Cuando el baño estaba ya caliente, el buen viejo fue a bañarse, y la Luna, descubriendo un agujero en la puerta, metió por él un dedo e iluminó toda la habitación.
El buen hombre salió del baño muy satisfecho, y después de pasar unos cuantos días en casa de la Luna se despidió de sus hijos y se puso en camino.
Una vez en su casa aguardó la llegada de la noche y mandó a su mujer que calentase el baño. Cuando estaba ya caliente, la invitó a que se bañase.
–No iré –dijo la mujer–. ¿No ves, tonto, que el cuarto del baño está obscuro como boca de un lobo?
–Tú báñate, que yo te procuraré luz.
Obedeció la mujer y se dirigió al baño, mientras que el viejo, acordándose de lo que había hecho la Luna, se fue tras ella, con un hacha hizo un agujero en la puerta y metió por él un dedo.
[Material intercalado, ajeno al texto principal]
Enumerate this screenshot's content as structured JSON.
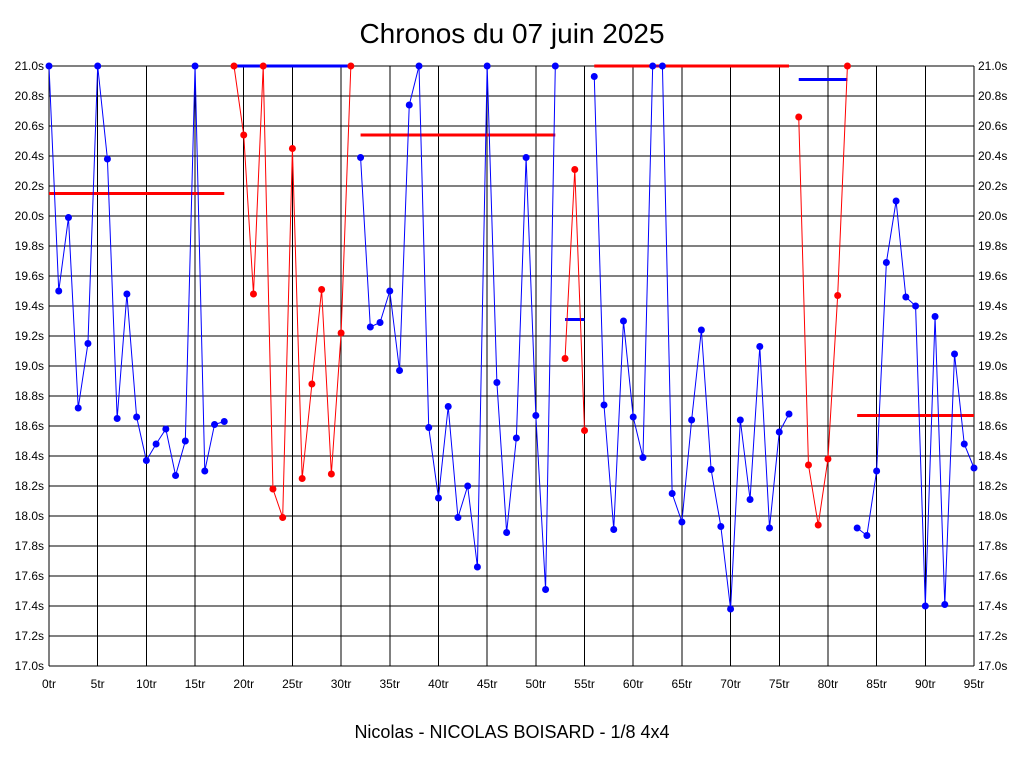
{
  "chart_data": {
    "type": "line",
    "title": "Chronos du 07 juin 2025",
    "subtitle": "Nicolas - NICOLAS BOISARD - 1/8 4x4",
    "x_tick_labels": [
      "0tr",
      "5tr",
      "10tr",
      "15tr",
      "20tr",
      "25tr",
      "30tr",
      "35tr",
      "40tr",
      "45tr",
      "50tr",
      "55tr",
      "60tr",
      "65tr",
      "70tr",
      "75tr",
      "80tr",
      "85tr",
      "90tr",
      "95tr"
    ],
    "y_tick_labels": [
      "21.0s",
      "20.8s",
      "20.6s",
      "20.4s",
      "20.2s",
      "20.0s",
      "19.8s",
      "19.6s",
      "19.4s",
      "19.2s",
      "19.0s",
      "18.8s",
      "18.6s",
      "18.4s",
      "18.2s",
      "18.0s",
      "17.8s",
      "17.6s",
      "17.4s",
      "17.2s",
      "17.0s"
    ],
    "xlim": [
      0,
      95
    ],
    "ylim": [
      17.0,
      21.0
    ],
    "grid": true,
    "colors": {
      "blue": "#0000ff",
      "red": "#ff0000",
      "grid": "#000000"
    },
    "series": [
      {
        "color": "blue",
        "points": [
          [
            0,
            21.0
          ],
          [
            1,
            19.5
          ],
          [
            2,
            19.99
          ],
          [
            3,
            18.72
          ],
          [
            4,
            19.15
          ],
          [
            5,
            21.0
          ],
          [
            6,
            20.38
          ],
          [
            7,
            18.65
          ],
          [
            8,
            19.48
          ],
          [
            9,
            18.66
          ],
          [
            10,
            18.37
          ],
          [
            11,
            18.48
          ],
          [
            12,
            18.58
          ],
          [
            13,
            18.27
          ],
          [
            14,
            18.5
          ],
          [
            15,
            21.0
          ],
          [
            16,
            18.3
          ],
          [
            17,
            18.61
          ],
          [
            18,
            18.63
          ]
        ]
      },
      {
        "color": "red",
        "points": [
          [
            19,
            21.0
          ],
          [
            20,
            20.54
          ],
          [
            21,
            19.48
          ],
          [
            22,
            21.0
          ],
          [
            23,
            18.18
          ],
          [
            24,
            17.99
          ],
          [
            25,
            20.45
          ],
          [
            26,
            18.25
          ],
          [
            27,
            18.88
          ],
          [
            28,
            19.51
          ],
          [
            29,
            18.28
          ],
          [
            30,
            19.22
          ],
          [
            31,
            21.0
          ]
        ]
      },
      {
        "color": "blue",
        "points": [
          [
            32,
            20.39
          ],
          [
            33,
            19.26
          ],
          [
            34,
            19.29
          ],
          [
            35,
            19.5
          ],
          [
            36,
            18.97
          ],
          [
            37,
            20.74
          ],
          [
            38,
            21.0
          ],
          [
            39,
            18.59
          ],
          [
            40,
            18.12
          ],
          [
            41,
            18.73
          ],
          [
            42,
            17.99
          ],
          [
            43,
            18.2
          ],
          [
            44,
            17.66
          ],
          [
            45,
            21.0
          ],
          [
            46,
            18.89
          ],
          [
            47,
            17.89
          ],
          [
            48,
            18.52
          ],
          [
            49,
            20.39
          ],
          [
            50,
            18.67
          ],
          [
            51,
            17.51
          ],
          [
            52,
            21.0
          ]
        ]
      },
      {
        "color": "red",
        "points": [
          [
            53,
            19.05
          ],
          [
            54,
            20.31
          ],
          [
            55,
            18.57
          ]
        ]
      },
      {
        "color": "blue",
        "points": [
          [
            56,
            20.93
          ],
          [
            57,
            18.74
          ],
          [
            58,
            17.91
          ],
          [
            59,
            19.3
          ],
          [
            60,
            18.66
          ],
          [
            61,
            18.39
          ],
          [
            62,
            21.0
          ],
          [
            63,
            21.0
          ],
          [
            64,
            18.15
          ],
          [
            65,
            17.96
          ],
          [
            66,
            18.64
          ],
          [
            67,
            19.24
          ],
          [
            68,
            18.31
          ],
          [
            69,
            17.93
          ],
          [
            70,
            17.38
          ],
          [
            71,
            18.64
          ],
          [
            72,
            18.11
          ],
          [
            73,
            19.13
          ],
          [
            74,
            17.92
          ],
          [
            75,
            18.56
          ],
          [
            76,
            18.68
          ]
        ]
      },
      {
        "color": "red",
        "points": [
          [
            77,
            20.66
          ],
          [
            78,
            18.34
          ],
          [
            79,
            17.94
          ],
          [
            80,
            18.38
          ],
          [
            81,
            19.47
          ],
          [
            82,
            21.0
          ]
        ]
      },
      {
        "color": "blue",
        "points": [
          [
            83,
            17.92
          ],
          [
            84,
            17.87
          ],
          [
            85,
            18.3
          ],
          [
            86,
            19.69
          ],
          [
            87,
            20.1
          ],
          [
            88,
            19.46
          ],
          [
            89,
            19.4
          ],
          [
            90,
            17.4
          ],
          [
            91,
            19.33
          ],
          [
            92,
            17.41
          ],
          [
            93,
            19.08
          ],
          [
            94,
            18.48
          ],
          [
            95,
            18.32
          ]
        ]
      }
    ],
    "average_lines": [
      {
        "color": "red",
        "x": [
          0,
          18
        ],
        "y": 20.15
      },
      {
        "color": "blue",
        "x": [
          19,
          31
        ],
        "y": 21.0
      },
      {
        "color": "red",
        "x": [
          32,
          52
        ],
        "y": 20.54
      },
      {
        "color": "blue",
        "x": [
          53,
          55
        ],
        "y": 19.31
      },
      {
        "color": "red",
        "x": [
          56,
          76
        ],
        "y": 21.0
      },
      {
        "color": "blue",
        "x": [
          77,
          82
        ],
        "y": 20.91
      },
      {
        "color": "red",
        "x": [
          83,
          95
        ],
        "y": 18.67
      }
    ]
  }
}
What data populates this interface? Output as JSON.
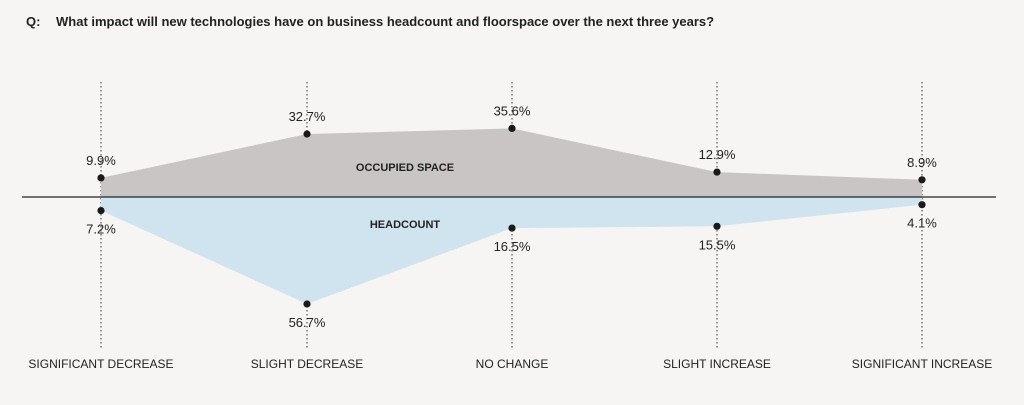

Pero no pudo iluminar el baño, y su mujer, al encontrarse en la obscuridad, lo colmaba de injurias.
Por fin decidió ir a visitar a su yerno, el sabio Cuervo. Éste lo acogió con afabilidad y le preguntó: –¿A qué quieres que te convide?
–No quiero comer nada –contestó el suegro–; sólo quiero dormir, pues tengo muchísimo sueño.
–Pues bien, vamos a dormir –dijo el Cuervo.
Y colocando una escalera para que subiera por ella el anciano, lo hizo sentarse en el palo que atravesaba la habitación, sirviendo de posadero, y lo tapó con un ala; pero el pobre viejo, al dormirse, perdió el equilibrio, cayó desde el posadero al suelo y se mató.